1. Strategy is a general plan to achieve one or more long-term or overall goals under conditions of
uncertainty. From what we have been able to identify is the fact that there are two kinds of strategy- Red Ocean
Strategy and Blue Ocean Strategy as discussed In the last class. Red Ocean strategy is when the new entrant
competes in existing market space, beat the competition, exploit existing demand, make the value-cost tradeoff
and align the whole system of a firm’s activities with its strategic choice of differentiation or low cost. Blue
Ocean Strategy is when the organization creates uncontested market space, make the competition irrelevant,
create and capture new demand, break the value-cost trade-off and aligns the whole system of a firm’s
activities in pursuit of differentiation and low cost. These are the basic two types that most organizations follow.

Strategy rests on the unique activities that is the strategy of the organization is able to bloom when the
organization positions itself as it is able to perform differently than rivals do. Strategic positions can be based
on customer’s needs, customer’s accessibility or the variety based positioning. This has been seen in the case
of ice filli, cedar and other multiple cases.

2. Business models use different elements to ensure the strategy that they plan on following is the
perfect fit. The strategy helps them to place themselves strategically as it requires them to make trade-offs and
able to gain competitive and sustainable edge over the competition. This can be very clearly understood by the
resource based view which has recognized multiple tests to ensure the business models are able to identify
effective strategy for themselves.

Elective freedom is not there under the resource-based framework. You have to base your strategy to the
resources you have. You have to decide the competency you should build your strategy on.

Criteria for the strategy for the business models is:

• The test of inevitability – that the resource is hard to copy – sources of physical uniqueness. The more
unique, the better the strategy.

• Path dependency – you have followed a path that is very difficult, and others cannot take the same
path. Unique brand positioning is very hard to copy for someone. E.g in the case of cedar they positioned their
model in a certain way to cater to a specific target market.

• Sources that are causally ambiguous – they do not know how these sources were obtained. For
example, in the case of Trader Joes, the kept the secrecy of their suppliers.

• Economic deterrents – things in which others cannot invest like you do. For example, putting up a
plant that gives the benefits to everyone makes others not to invest in them. Ice filli, for instance, used organic
products and had excess to specific ingredients. This put them at an incumbency advantage that new entrants
were not able to take hold of.

• The test of appropriability – you create a pie of value but not getting most of the pie and it is taken by
the suppliers and distributors. So, develop a competency that you get most of the value. For example Innocent
drinks owners were able to make sure 80% of the profit is theirs.

• The timing of the resource is also important – test of durability – that how long your unique resource
can last. This element of the strategy has been taken up by many models. All the cases whether it were porter
airlines, innocent drinks, ice-filli, etc.
• The test of substitutability – the unique resource cannot be substituted. Is there another way of
achieving the same goal? In the hope of achieving some of them eliminated the competition or some positioned
better.

• The test of competitive superiority – is your resource greater than everyone else.

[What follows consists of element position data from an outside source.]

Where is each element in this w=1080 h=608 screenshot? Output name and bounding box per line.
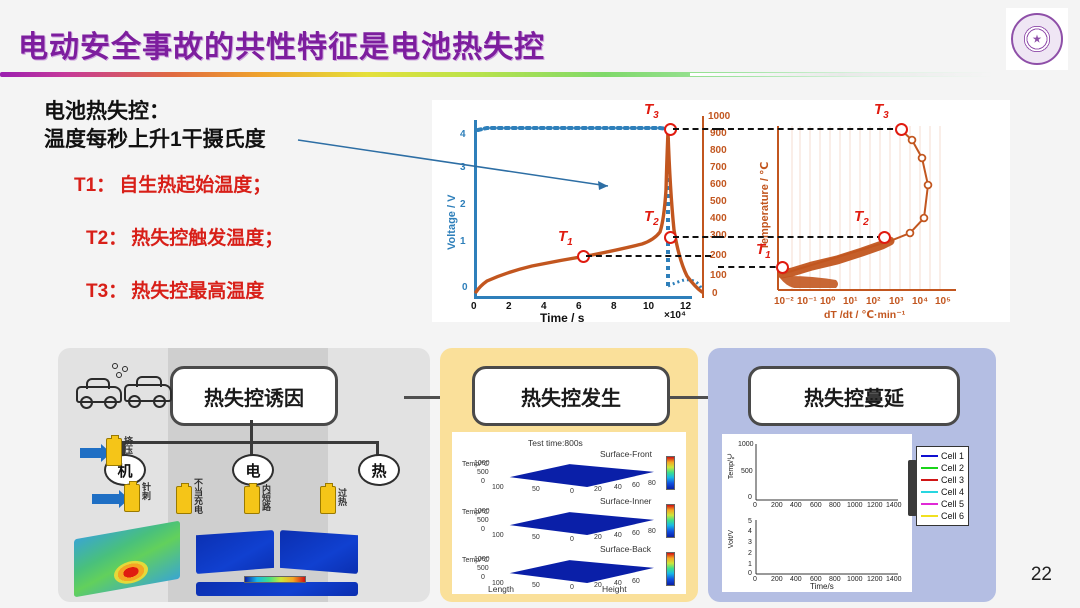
dtdt-tick-1: 10⁻¹ bbox=[797, 296, 817, 307]
marker-r-t3 bbox=[895, 123, 908, 136]
legend-label-cell-6: Cell 6 bbox=[941, 511, 964, 521]
inner-x-0: 0 bbox=[570, 536, 574, 543]
definition-t2-key: T2： bbox=[86, 228, 127, 249]
volt-y-1: 1 bbox=[748, 561, 752, 568]
slide-root: 电动安全事故的共性特征是电池热失控 电池热失控： 温度每秒上升1干摄氏度 T1：… bbox=[0, 0, 1080, 608]
tree-drop-2 bbox=[250, 441, 253, 455]
front-y-40: 40 bbox=[614, 484, 622, 491]
dtdt-axis-label: dT /dt / ℃·min⁻¹ bbox=[824, 309, 905, 321]
label-t1: T1 bbox=[558, 228, 573, 248]
propagation-plot: Temp/℃ 1000 500 0 0 200 400 600 800 1000… bbox=[722, 434, 912, 592]
volt-y-2: 2 bbox=[748, 550, 752, 557]
definition-t1-text: 自生热起始温度； bbox=[119, 175, 271, 196]
puncture-force-arrow-icon bbox=[92, 494, 120, 504]
lead-text: 电池热失控： 温度每秒上升1干摄氏度 bbox=[44, 98, 266, 154]
front-z-500: 500 bbox=[477, 469, 489, 476]
temp-x-200: 200 bbox=[771, 502, 783, 509]
propagation-volt-ylabel: Volt/V bbox=[728, 530, 735, 548]
temp-x-600: 600 bbox=[810, 502, 822, 509]
legend-item-cell-3: Cell 3 bbox=[921, 474, 964, 486]
inner-x-100: 100 bbox=[492, 532, 504, 539]
definition-t3-key: T3： bbox=[86, 281, 127, 302]
propagation-xlabel: Time/s bbox=[810, 582, 834, 591]
battery-short-circuit-label: 内短路 bbox=[260, 484, 273, 511]
back-z-0: 0 bbox=[481, 574, 485, 581]
definition-t3-text: 热失控最高温度 bbox=[131, 281, 264, 302]
flow-box-cause[interactable]: 热失控诱因 bbox=[170, 366, 338, 426]
legend-label-cell-1: Cell 1 bbox=[941, 451, 964, 461]
flow-panel-occurrence: 热失控发生 Test time:800s Surface-Front Temp/… bbox=[440, 348, 698, 602]
surface-ylabel: Height bbox=[602, 584, 627, 594]
battery-overcharge-icon bbox=[176, 486, 192, 514]
definition-list: T1：自生热起始温度； T2：热失控触发温度； T3：热失控最高温度 bbox=[74, 170, 283, 329]
dtdt-grid bbox=[732, 100, 1010, 322]
battery-overheat-icon bbox=[320, 486, 336, 514]
surface-inner-colorbar bbox=[666, 504, 675, 538]
legend-item-cell-1: Cell 1 bbox=[921, 450, 964, 462]
branch-badge-electrical[interactable]: 电 bbox=[232, 454, 274, 486]
temp-x-1400: 1400 bbox=[886, 502, 902, 509]
battery-crush-label: 挤压 bbox=[122, 436, 135, 454]
dtdt-tick-2: 10⁰ bbox=[820, 296, 836, 307]
temp-y-500: 500 bbox=[741, 468, 753, 475]
module-photo-strip bbox=[908, 460, 917, 516]
marker-r-t1 bbox=[776, 261, 789, 274]
legend-item-cell-2: Cell 2 bbox=[921, 462, 964, 474]
thermal-map-module-right bbox=[280, 530, 358, 574]
temp-y-0: 0 bbox=[748, 494, 752, 501]
definition-t1: T1：自生热起始温度； bbox=[74, 170, 283, 197]
flow-box-propagation[interactable]: 热失控蔓延 bbox=[748, 366, 960, 426]
dashline-t3 bbox=[673, 128, 718, 130]
label-r-t3: T3 bbox=[874, 101, 889, 121]
volt-y-3: 3 bbox=[748, 539, 752, 546]
volt-y-5: 5 bbox=[748, 518, 752, 525]
dashline-t1 bbox=[586, 255, 711, 257]
flow-box-occurrence[interactable]: 热失控发生 bbox=[472, 366, 670, 426]
title-divider-fade bbox=[690, 73, 990, 76]
legend-swatch-cell-3 bbox=[921, 479, 938, 482]
temp-x-1200: 1200 bbox=[867, 502, 883, 509]
volt-y-0: 0 bbox=[748, 570, 752, 577]
volt-x-1400: 1400 bbox=[886, 576, 902, 583]
cell-legend: Cell 1 Cell 2 Cell 3 Cell 4 Cell 5 Cell … bbox=[916, 446, 969, 526]
inner-z-500: 500 bbox=[477, 517, 489, 524]
thermal-map-strip bbox=[196, 582, 358, 596]
dtdt-temperature-chart: Temperature / ℃ 10⁻² 10⁻¹ 10⁰ 10¹ 10² 10… bbox=[732, 100, 1010, 322]
front-z-0: 0 bbox=[481, 478, 485, 485]
voltage-temp-curves bbox=[432, 100, 732, 322]
surface-xlabel: Length bbox=[488, 584, 514, 594]
legend-swatch-cell-4 bbox=[921, 491, 938, 494]
battery-puncture-label: 针刺 bbox=[140, 482, 153, 500]
legend-label-cell-2: Cell 2 bbox=[941, 463, 964, 473]
inner-y-20: 20 bbox=[594, 534, 602, 541]
front-x-0: 0 bbox=[570, 488, 574, 495]
surface-plot-group: Test time:800s Surface-Front Temp/℃ 1000… bbox=[452, 432, 686, 594]
volt-x-400: 400 bbox=[790, 576, 802, 583]
dtdt-tick-7: 10⁵ bbox=[935, 296, 951, 307]
volt-x-1000: 1000 bbox=[847, 576, 863, 583]
propagation-temp-ylabel: Temp/℃ bbox=[728, 452, 736, 479]
legend-label-cell-4: Cell 4 bbox=[941, 487, 964, 497]
dtdt-tick-3: 10¹ bbox=[843, 296, 857, 307]
volt-x-1200: 1200 bbox=[867, 576, 883, 583]
legend-swatch-cell-5 bbox=[921, 503, 938, 506]
definition-t2-text: 热失控触发温度； bbox=[131, 228, 283, 249]
back-y-20: 20 bbox=[594, 582, 602, 589]
marker-r-t2 bbox=[878, 231, 891, 244]
legend-swatch-cell-2 bbox=[921, 467, 938, 470]
back-y-60: 60 bbox=[632, 578, 640, 585]
front-x-50: 50 bbox=[532, 486, 540, 493]
thermal-colorbar bbox=[244, 576, 306, 583]
chart-card: Voltage / V 1 2 3 4 0 0 2 4 6 8 10 12 Ti… bbox=[432, 100, 1010, 322]
legend-swatch-cell-6 bbox=[921, 515, 938, 518]
dashline-r-t3 bbox=[718, 128, 903, 130]
legend-item-cell-5: Cell 5 bbox=[921, 498, 964, 510]
definition-t2: T2：热失控触发温度； bbox=[74, 223, 283, 250]
legend-item-cell-6: Cell 6 bbox=[921, 510, 964, 522]
temp-x-0: 0 bbox=[753, 502, 757, 509]
front-x-100: 100 bbox=[492, 484, 504, 491]
surface-back-label: Surface-Back bbox=[600, 544, 651, 554]
university-logo bbox=[1006, 8, 1068, 70]
legend-label-cell-5: Cell 5 bbox=[941, 499, 964, 509]
flow-panel-propagation: 热失控蔓延 Temp/℃ 1000 500 0 0 200 400 600 80… bbox=[708, 348, 996, 602]
dtdt-tick-6: 10⁴ bbox=[912, 296, 928, 307]
back-z-500: 500 bbox=[477, 565, 489, 572]
dashline-r-t2 bbox=[718, 236, 883, 238]
lead-line-2: 温度每秒上升1干摄氏度 bbox=[44, 126, 266, 154]
front-y-20: 20 bbox=[594, 486, 602, 493]
crush-force-arrow-icon bbox=[80, 448, 102, 458]
back-z-1000: 1000 bbox=[474, 556, 490, 563]
thermal-map-cell bbox=[74, 521, 180, 598]
tree-stem bbox=[250, 420, 253, 442]
dashline-t2 bbox=[673, 236, 718, 238]
surface-plot-title: Test time:800s bbox=[528, 438, 583, 448]
legend-item-cell-4: Cell 4 bbox=[921, 486, 964, 498]
inner-y-80: 80 bbox=[648, 528, 656, 535]
volt-x-200: 200 bbox=[771, 576, 783, 583]
front-y-60: 60 bbox=[632, 482, 640, 489]
inner-y-40: 40 bbox=[614, 532, 622, 539]
legend-swatch-cell-1 bbox=[921, 455, 938, 458]
dtdt-tick-5: 10³ bbox=[889, 296, 903, 307]
back-x-0: 0 bbox=[570, 584, 574, 591]
dtdt-tick-0: 10⁻² bbox=[774, 296, 794, 307]
definition-t1-key: T1： bbox=[74, 175, 115, 196]
temp-x-800: 800 bbox=[829, 502, 841, 509]
lead-line-1: 电池热失控： bbox=[44, 98, 266, 126]
label-t2: T2 bbox=[644, 208, 659, 228]
surface-back-mesh bbox=[478, 558, 654, 584]
label-r-t2: T2 bbox=[854, 208, 869, 228]
tree-drop-3 bbox=[376, 441, 379, 455]
inner-y-60: 60 bbox=[632, 530, 640, 537]
volt-y-4: 4 bbox=[748, 528, 752, 535]
label-r-t1: T1 bbox=[756, 241, 771, 261]
surface-front-label: Surface-Front bbox=[600, 449, 652, 459]
back-x-50: 50 bbox=[532, 582, 540, 589]
definition-t3: T3：热失控最高温度 bbox=[74, 276, 283, 303]
battery-short-circuit-icon bbox=[244, 486, 260, 514]
temp-x-1000: 1000 bbox=[847, 502, 863, 509]
dtdt-tick-4: 10² bbox=[866, 296, 880, 307]
surface-front-mesh bbox=[478, 462, 654, 488]
legend-label-cell-3: Cell 3 bbox=[941, 475, 964, 485]
seal-icon bbox=[1011, 13, 1063, 65]
flow-panel-cause: 热失控诱因 机 电 热 挤压 针刺 bbox=[58, 348, 430, 602]
surface-back-colorbar bbox=[666, 552, 675, 586]
inner-x-50: 50 bbox=[532, 534, 540, 541]
page-title: 电动安全事故的共性特征是电池热失控 bbox=[18, 22, 545, 66]
battery-overheat-label: 过热 bbox=[336, 488, 349, 506]
inner-z-1000: 1000 bbox=[474, 508, 490, 515]
label-t3: T3 bbox=[644, 101, 659, 121]
page-number: 22 bbox=[1031, 564, 1052, 586]
temp-x-400: 400 bbox=[790, 502, 802, 509]
voltage-time-chart: Voltage / V 1 2 3 4 0 0 2 4 6 8 10 12 Ti… bbox=[432, 100, 732, 322]
surface-inner-mesh bbox=[478, 510, 654, 536]
front-y-80: 80 bbox=[648, 480, 656, 487]
surface-inner-label: Surface-Inner bbox=[600, 496, 652, 506]
volt-x-0: 0 bbox=[753, 576, 757, 583]
branch-badge-thermal[interactable]: 热 bbox=[358, 454, 400, 486]
battery-puncture-icon bbox=[124, 484, 140, 512]
front-z-1000: 1000 bbox=[474, 460, 490, 467]
battery-crush-icon bbox=[106, 438, 122, 466]
surface-front-colorbar bbox=[666, 456, 675, 490]
inner-z-0: 0 bbox=[481, 526, 485, 533]
propagation-axes bbox=[722, 434, 912, 592]
thermal-map-module-left bbox=[196, 530, 274, 574]
battery-overcharge-label: 不当充电 bbox=[192, 478, 205, 514]
temp-y-1000: 1000 bbox=[738, 441, 754, 448]
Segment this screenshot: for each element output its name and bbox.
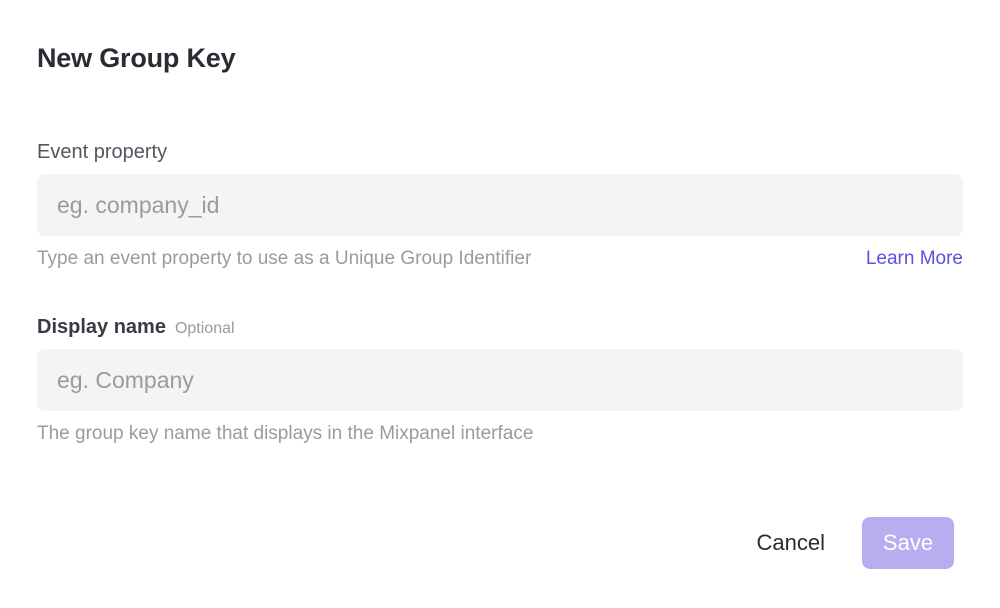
display-name-helper-row: The group key name that displays in the … bbox=[37, 422, 963, 446]
page-title: New Group Key bbox=[37, 41, 235, 75]
display-name-label-row: Display name Optional bbox=[37, 315, 963, 339]
field-event-property: Event property Type an event property to… bbox=[37, 140, 963, 271]
cancel-button[interactable]: Cancel bbox=[757, 529, 825, 557]
field-display-name: Display name Optional The group key name… bbox=[37, 315, 963, 446]
form-body: Event property Type an event property to… bbox=[37, 140, 963, 446]
new-group-key-dialog: New Group Key Event property Type an eve… bbox=[0, 0, 1000, 608]
display-name-input[interactable] bbox=[37, 349, 963, 411]
display-name-optional-tag: Optional bbox=[175, 319, 235, 339]
display-name-helper-text: The group key name that displays in the … bbox=[37, 422, 533, 446]
save-button[interactable]: Save bbox=[862, 517, 954, 569]
event-property-helper-row: Type an event property to use as a Uniqu… bbox=[37, 247, 963, 271]
event-property-input[interactable] bbox=[37, 174, 963, 236]
field-spacer bbox=[37, 271, 963, 315]
event-property-helper-text: Type an event property to use as a Uniqu… bbox=[37, 247, 531, 271]
event-property-label: Event property bbox=[37, 140, 167, 164]
learn-more-link[interactable]: Learn More bbox=[866, 247, 963, 271]
display-name-label: Display name bbox=[37, 315, 166, 339]
event-property-label-row: Event property bbox=[37, 140, 963, 164]
dialog-footer: Cancel Save bbox=[757, 517, 954, 569]
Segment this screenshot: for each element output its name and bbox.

3. What confuses me is the fact that whether the guidelines and strategy defined by porter should be
implemented or rbv. Because some of the points are head on and do not overlap. Porter is flexible and rbv is
static. You do not see the constraints in porter, while you see them in RBV. If it was that easy to checklist these
all elements, then everyone would have had the perfect business model so what wrong is being done?

How is the strategy not able to ensure successful business models.